Majątek + nieruchomości: sakiewka ze złotem (z monetami o łącznej wartości około 150 złota)
Historia:
Nell… ja pierdziele… ehh… od nowa! Elise urodziła się w dworku biedniejszego z szlachcica, co to w pogoni za miłością natrafił na Elfkę i stracił do niej głowę. A że i wybranka zadurzyła się w adoratorze, to na ślub nie trzeba było długo czekać. A po szczęśliwym ślubie tylko krok do szczęśliwego współżycia i tak oto powstał owoc miłości pary, czyli Elisa. Wychowywana jako jedynaczka w miłości i domowym cieple dosyć szybko jednak zaznała „życiowej sprawiedliwości”, kiedy ojciec nacisnął nieświadomie na odcisk Kartelowi. A ten jak wiadomo mści się nader okrutnie. No i ojciec zginął, dworek i cały majątek rodziny poszedł z dymem, a Elise i jej matka zostały bez grosza przy duszy. Ale Elivatar chyba czuwa nad śmiertelnikami, bo los złączył młodą dziewczynę z Zatrutymi Ostrzami. Tam zauważono jej talent i nauczono wszelkiego co niezbędne by skutecznie zabijać i infiltrować. Iliaante upodobała sobie zabijanie w sposób finezyjny i niespodziewany, gdzie cel zupełnie nie będzie spodziewać się zagrożenia. Po kilkudziesięciu latach służby w organizacji Elise postanowiła jednakże pójść swoją ścieżką, gdzie nikt nie będzie jej ograniczał. Z Zatrutymi Ostrzami pożegnała się w przyjaznej atmosferze i ruszyła we własną drogę, by przeżyć swoje własne życie.
Umiejętności/zalety:
*Ma naturalne, młode, ładne, jędrne i spore piersi
*Ma naturalne, młode, ładne, jędrne i spore pośladki
*Ma naturalną, młodą, ładną twarz, oczy i resztę ciała (włosy też)

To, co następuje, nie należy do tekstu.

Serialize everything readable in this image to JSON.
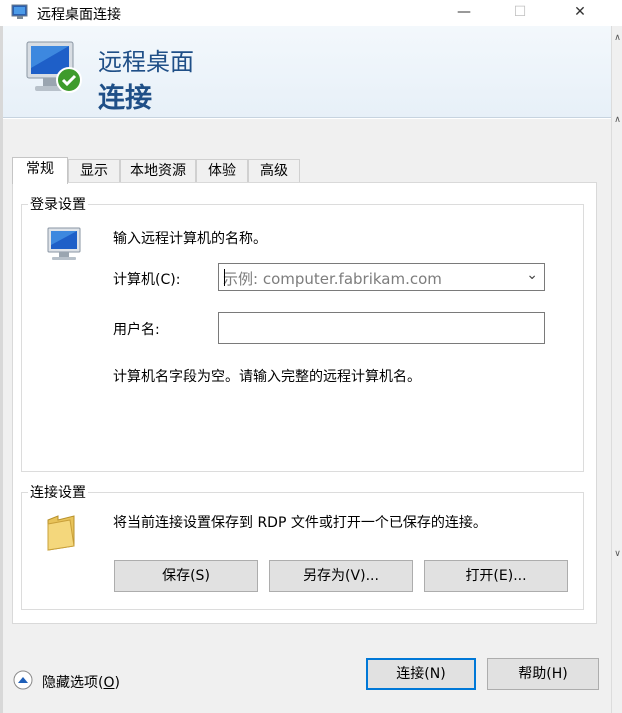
{
  "window": {
    "title": "远程桌面连接",
    "minimize": "—",
    "maximize": "☐",
    "close": "✕"
  },
  "header": {
    "line1": "远程桌面",
    "line2": "连接"
  },
  "tabs": [
    {
      "label": "常规",
      "active": true
    },
    {
      "label": "显示",
      "active": false
    },
    {
      "label": "本地资源",
      "active": false
    },
    {
      "label": "体验",
      "active": false
    },
    {
      "label": "高级",
      "active": false
    }
  ],
  "login_group": {
    "title": "登录设置",
    "instruction": "输入远程计算机的名称。",
    "computer_label": "计算机(C):",
    "computer_placeholder": "示例: computer.fabrikam.com",
    "computer_value": "",
    "username_label": "用户名:",
    "username_value": "",
    "status_message": "计算机名字段为空。请输入完整的远程计算机名。"
  },
  "connection_group": {
    "title": "连接设置",
    "description": "将当前连接设置保存到 RDP 文件或打开一个已保存的连接。",
    "save_label": "保存(S)",
    "save_as_label": "另存为(V)...",
    "open_label": "打开(E)..."
  },
  "footer": {
    "hide_options_label": "隐藏选项(",
    "hide_options_key": "O",
    "hide_options_suffix": ")",
    "connect_label": "连接(N)",
    "help_label": "帮助(H)"
  },
  "colors": {
    "header_text": "#1f4f87",
    "accent": "#0078d7",
    "dialog_bg": "#f0f0f0"
  }
}
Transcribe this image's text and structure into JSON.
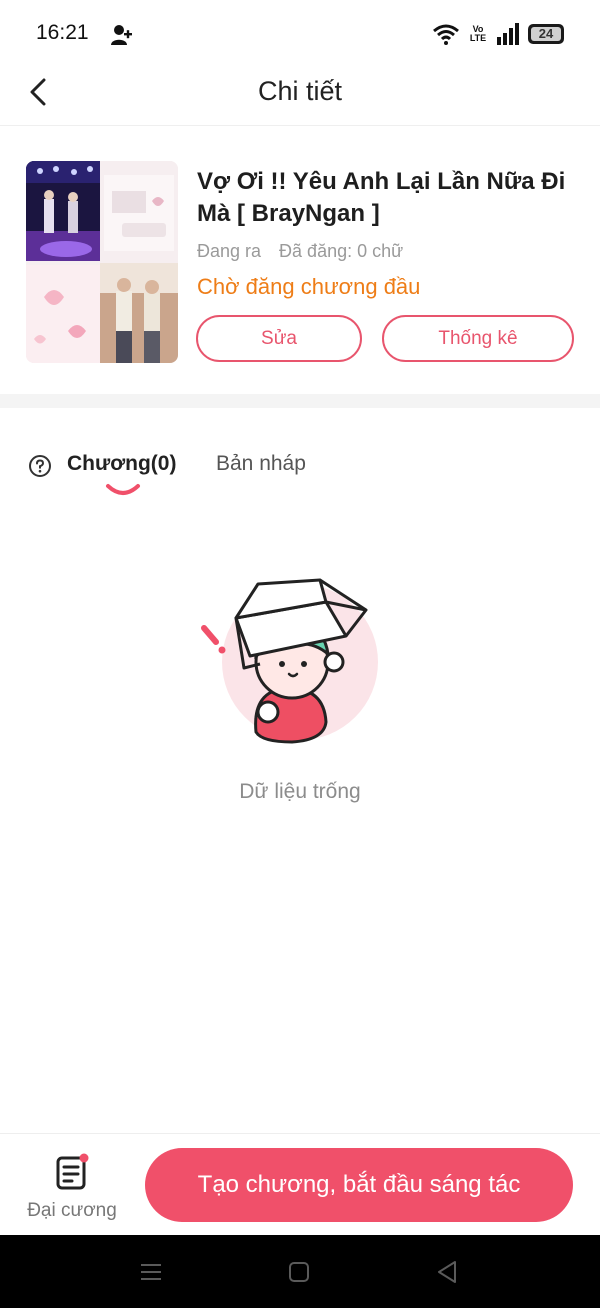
{
  "status_bar": {
    "time": "16:21",
    "network": "Vo LTE",
    "battery": "24"
  },
  "header": {
    "title": "Chi tiết"
  },
  "story": {
    "title": "Vợ Ơi !! Yêu Anh Lại Lần Nữa Đi Mà [ BrayNgan ]",
    "status": "Đang ra",
    "word_count": "Đã đăng: 0 chữ",
    "pending_label": "Chờ đăng chương đầu",
    "edit_label": "Sửa",
    "stats_label": "Thống kê"
  },
  "tabs": [
    {
      "label": "Chương(0)",
      "active": true
    },
    {
      "label": "Bản nháp",
      "active": false
    }
  ],
  "empty_state": {
    "text": "Dữ liệu trống"
  },
  "bottom_bar": {
    "outline_label": "Đại cương",
    "create_label": "Tạo chương, bắt đầu sáng tác"
  },
  "colors": {
    "accent": "#f0506a",
    "pending": "#ee7d17",
    "outline_border": "#e8556d"
  },
  "icons": [
    "person-add-icon",
    "wifi-icon",
    "signal-icon",
    "battery-icon",
    "back-arrow-icon",
    "help-icon",
    "document-icon",
    "nav-menu-icon",
    "nav-home-icon",
    "nav-back-icon"
  ]
}
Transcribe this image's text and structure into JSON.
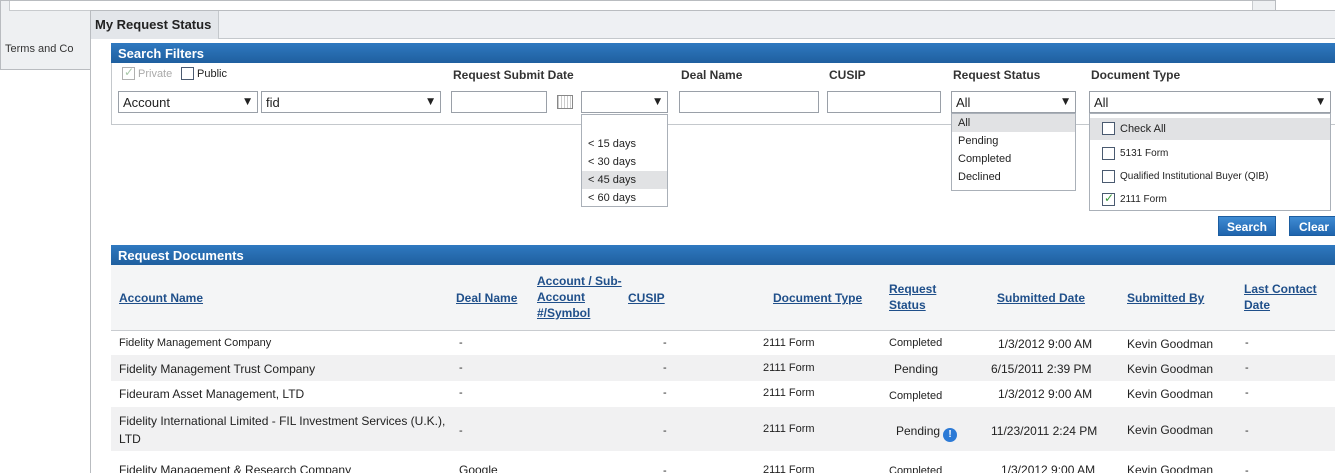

*Potrafi ładnie tańczyć (także i bardziej odważne kawałki)
*Umie pięknie śpiewać
*Ma w kij alarinów we krwi (substancja wie co dobre, pytanie czy gromadzi się głównie w okolicach cyc… nieważne…), a co za tym idzie – jest wysoce uprzywilejowana do nauki opanowania Magii
*Zna Magię Dymu na poziomie średnio‐zaawansowanym
*Zna Magię Umysłu na poziomie średnio‐zaawansowanym, przy czym tutaj jest pewna kwestia (coby nie było OVP) – mianowicie nasza Elisa rozwinęła coś co można by nazwać „własną ścieżką Magii”, która opiera się głównie na wzbudzaniu u innych uczuć miłosnych i mąceniu w głowie w sposób bliski zalotom. Więc nie będzie podejmowała żadnych prób niszczenia umysłu, lub całkowitego niewoleniu celu, tylko raczej dyskretne pokusy godne sukkuba.
*Zna się na różnych niekonwencjonalnych metodach zabijania (zobaczysz w grze)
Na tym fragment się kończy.